The OpenSSL security bug known as Heartbleed was a huge technology failure that has opened the door to criminal hackers — and probably the NSA, though they’ve vehemently denied knowing about it.
The Heartbleed bug allows anyone on the Internet to read the memory of the systems protected by the vulnerable versions of the OpenSSL software. This compromises the secret keys used to identify the service providers and to encrypt the traffic, the names and passwords of the users and the actual content. This allows attackers to eavesdrop on communications, steal data directly from the services and users and to impersonate services and users.
We have tested some of our own services from attacker’s perspective. We attacked ourselves from outside, without leaving a trace. Without using any privileged information or credentials we were able steal from ourselves the secret keys used for our X.509 [public key] certificates, user names and passwords, instant messages, emails and business critical documents and communication.
As of 2014, two-thirds of all web servers use OpenSSL. But its project management team is made up of 4 people, and the entire group has only 11 members, of which 10 are volunteers, with lead developer Stephen Henson the single full-time employee. It is just one recent demonstration of how substandard the USA’s investment in its cybersecurity infrastructure really is. For example, in a typical year, the OpenSSL Software Foundation receives just $2,000 in donations (to support security software on those 2/3 of all web servers).
When researchers announced that they had discovered the Heartbleed bug, it had been present in OpenSSL software for several years, but they did not know whether it had been exploited to launch attacks. Now it is forcing websites to issue new certificates, and is causing a lot of us to change and strengthen passwords on dozens of websites, especially those we access to purchase goods and services, do banking, and pay bills. This is not necessarily a bad thing, given how complacent many of us have been about our passwords.
Bruce Schneier, a security expert, explains a bit about how Heartbleed works on his Schneier On Security blog.
Basically, an attacker can grab 64K of memory from a server. The attack leaves no trace, and can be done multiple times to grab a different random 64K of memory. This means that anything in memory — SSL private keys, user keys, anything — is vulnerable. And you have to assume that it is all compromised. All of it.
On Monday, Canada’s Revenue Agency said private information of 900 people had been compromised, and security experts warned that more attacks are likely to follow. Hackers were able to steal social insurance numbers (like our Social Security numbers) that Canadians use for employment and access to government benefits, and possibly some other data.
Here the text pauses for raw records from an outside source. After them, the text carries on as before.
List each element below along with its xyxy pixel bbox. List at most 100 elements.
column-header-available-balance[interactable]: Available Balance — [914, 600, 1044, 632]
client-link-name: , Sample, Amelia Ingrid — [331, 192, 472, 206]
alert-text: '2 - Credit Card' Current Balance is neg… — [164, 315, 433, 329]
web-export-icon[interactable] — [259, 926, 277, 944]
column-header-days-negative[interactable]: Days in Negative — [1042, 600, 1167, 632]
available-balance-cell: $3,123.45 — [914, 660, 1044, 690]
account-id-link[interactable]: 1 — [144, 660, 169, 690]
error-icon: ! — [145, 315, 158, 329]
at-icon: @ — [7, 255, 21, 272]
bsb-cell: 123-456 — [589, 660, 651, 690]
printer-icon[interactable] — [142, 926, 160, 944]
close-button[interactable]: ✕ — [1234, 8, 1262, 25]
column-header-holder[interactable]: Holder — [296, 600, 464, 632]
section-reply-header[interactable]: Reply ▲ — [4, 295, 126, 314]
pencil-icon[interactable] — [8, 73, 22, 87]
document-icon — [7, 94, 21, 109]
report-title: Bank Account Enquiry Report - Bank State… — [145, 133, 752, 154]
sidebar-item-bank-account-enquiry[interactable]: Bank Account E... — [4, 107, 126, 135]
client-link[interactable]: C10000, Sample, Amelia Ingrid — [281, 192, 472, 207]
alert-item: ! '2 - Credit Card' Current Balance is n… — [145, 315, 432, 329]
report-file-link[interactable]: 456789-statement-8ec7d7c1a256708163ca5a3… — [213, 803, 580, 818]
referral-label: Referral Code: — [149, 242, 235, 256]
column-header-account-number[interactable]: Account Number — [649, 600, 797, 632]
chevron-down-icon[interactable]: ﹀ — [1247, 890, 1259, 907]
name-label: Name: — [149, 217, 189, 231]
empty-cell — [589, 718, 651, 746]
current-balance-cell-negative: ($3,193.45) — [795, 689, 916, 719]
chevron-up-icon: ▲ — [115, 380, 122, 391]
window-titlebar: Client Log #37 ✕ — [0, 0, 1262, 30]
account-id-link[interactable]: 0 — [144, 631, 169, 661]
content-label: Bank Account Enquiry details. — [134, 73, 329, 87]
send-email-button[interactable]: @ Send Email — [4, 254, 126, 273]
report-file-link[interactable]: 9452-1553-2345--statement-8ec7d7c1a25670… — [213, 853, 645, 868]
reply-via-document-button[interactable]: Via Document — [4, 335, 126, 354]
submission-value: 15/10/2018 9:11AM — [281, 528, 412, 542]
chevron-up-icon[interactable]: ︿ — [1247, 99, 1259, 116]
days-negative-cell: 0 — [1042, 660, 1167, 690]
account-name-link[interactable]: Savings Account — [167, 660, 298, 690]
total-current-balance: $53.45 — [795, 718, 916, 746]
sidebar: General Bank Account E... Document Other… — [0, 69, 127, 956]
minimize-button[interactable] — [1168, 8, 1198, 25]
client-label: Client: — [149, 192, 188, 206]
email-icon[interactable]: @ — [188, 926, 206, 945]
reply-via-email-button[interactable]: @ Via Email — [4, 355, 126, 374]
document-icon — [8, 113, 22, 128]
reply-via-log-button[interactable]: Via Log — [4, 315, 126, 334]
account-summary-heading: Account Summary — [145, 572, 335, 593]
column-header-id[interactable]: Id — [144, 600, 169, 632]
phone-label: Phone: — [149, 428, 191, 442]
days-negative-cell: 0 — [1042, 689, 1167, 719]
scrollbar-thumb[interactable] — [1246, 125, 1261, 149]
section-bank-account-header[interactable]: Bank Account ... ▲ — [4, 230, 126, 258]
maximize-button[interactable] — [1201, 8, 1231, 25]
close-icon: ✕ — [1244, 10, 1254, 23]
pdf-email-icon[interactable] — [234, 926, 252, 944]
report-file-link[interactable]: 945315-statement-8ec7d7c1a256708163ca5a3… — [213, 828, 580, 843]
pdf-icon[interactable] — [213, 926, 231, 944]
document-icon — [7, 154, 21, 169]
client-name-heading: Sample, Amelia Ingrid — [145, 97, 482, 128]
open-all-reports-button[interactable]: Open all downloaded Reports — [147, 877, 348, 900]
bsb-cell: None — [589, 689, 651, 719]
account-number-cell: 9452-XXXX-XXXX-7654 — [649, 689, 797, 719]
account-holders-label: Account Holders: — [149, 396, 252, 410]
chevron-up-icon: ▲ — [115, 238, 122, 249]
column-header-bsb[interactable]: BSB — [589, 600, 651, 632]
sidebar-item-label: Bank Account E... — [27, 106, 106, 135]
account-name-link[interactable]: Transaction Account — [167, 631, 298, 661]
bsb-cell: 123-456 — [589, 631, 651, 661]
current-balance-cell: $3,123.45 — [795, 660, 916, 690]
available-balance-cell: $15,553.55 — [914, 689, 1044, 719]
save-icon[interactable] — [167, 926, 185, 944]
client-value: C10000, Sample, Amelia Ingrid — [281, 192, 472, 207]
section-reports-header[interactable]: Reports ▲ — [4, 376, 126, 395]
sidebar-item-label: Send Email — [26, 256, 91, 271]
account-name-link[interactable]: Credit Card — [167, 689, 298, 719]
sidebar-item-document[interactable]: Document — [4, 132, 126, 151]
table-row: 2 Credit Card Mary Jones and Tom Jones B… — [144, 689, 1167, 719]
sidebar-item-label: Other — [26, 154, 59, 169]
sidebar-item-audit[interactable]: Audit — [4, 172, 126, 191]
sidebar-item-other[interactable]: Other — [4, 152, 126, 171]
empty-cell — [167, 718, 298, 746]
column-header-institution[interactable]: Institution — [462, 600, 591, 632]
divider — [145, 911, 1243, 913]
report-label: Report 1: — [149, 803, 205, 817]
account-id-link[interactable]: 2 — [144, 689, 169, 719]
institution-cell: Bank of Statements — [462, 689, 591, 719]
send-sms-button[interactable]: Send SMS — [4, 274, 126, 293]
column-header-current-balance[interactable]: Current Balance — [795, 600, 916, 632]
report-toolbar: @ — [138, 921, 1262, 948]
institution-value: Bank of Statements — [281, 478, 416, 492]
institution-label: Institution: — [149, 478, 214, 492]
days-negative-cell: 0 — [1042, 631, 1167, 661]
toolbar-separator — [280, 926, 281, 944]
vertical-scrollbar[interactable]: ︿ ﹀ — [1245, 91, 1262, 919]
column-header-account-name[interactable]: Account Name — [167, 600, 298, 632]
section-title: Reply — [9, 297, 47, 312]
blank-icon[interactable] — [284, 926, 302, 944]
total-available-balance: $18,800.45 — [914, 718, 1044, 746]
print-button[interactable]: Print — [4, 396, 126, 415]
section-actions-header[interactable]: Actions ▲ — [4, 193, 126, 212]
Lior Div, chief executive of the cybersecurity firm Cybereason, said that ‘even non-sophisticated hackers’ will attempt to launch attacks that exploit the vulnerability with the tools that are publicly available.
‘We are in a race,’ Div said. ‘People who hadn’t thought about using this type of attack will use it now.’
A top rated password management company called LastPass provides a Heartbleed Checker tool that allows individuals (not limited to their customers) to enter a website URL and determine whether it used OpenSSL, and if so, whether it has been patched. For example, my investment company website got a green light, as did my credit union, but here’s what the tool showed for Facebook:
WARNING: www.facebook.com was confirmed as vulnerable either publicly via statement or on 4/8/2014 LINK
Assessment: Change your password on this site if your last password change was more than 1 week ago.
So what do we do now?
I would strongly encourage you to use the Heartbleed Checker tool linked above, especially on sites where you bank, invest, or transact any sort of personal business. Check your email provider, too! Google/GMail was vulnerable, but is now safe, so if you use those, change your password.
If you use the web as most of us do these days, I recommend acquiring and using password management software, such as 1Password or LastPass, to generate the majority of your passwords. But for email, banking and the password to your password manager “vault” I suggest a method of selecting random words from the dictionary called Diceware. It is a bit time consuming to set up, and involves rolling dice, but probably is worthwhile for sensitive passwords. If that seems too hard, just make your password or passphrase at least 30 or 40 characters long, if possible. Keep in mind that it isn’t just password guessing you want to thwart, but the software password crackers that can decipher even complex passwords in a couple of hours — or a couple of minutes.
We can’t be 100% protected from hackers (or from the NSA!) but we can put extra effort into making our online lives as secure as possible.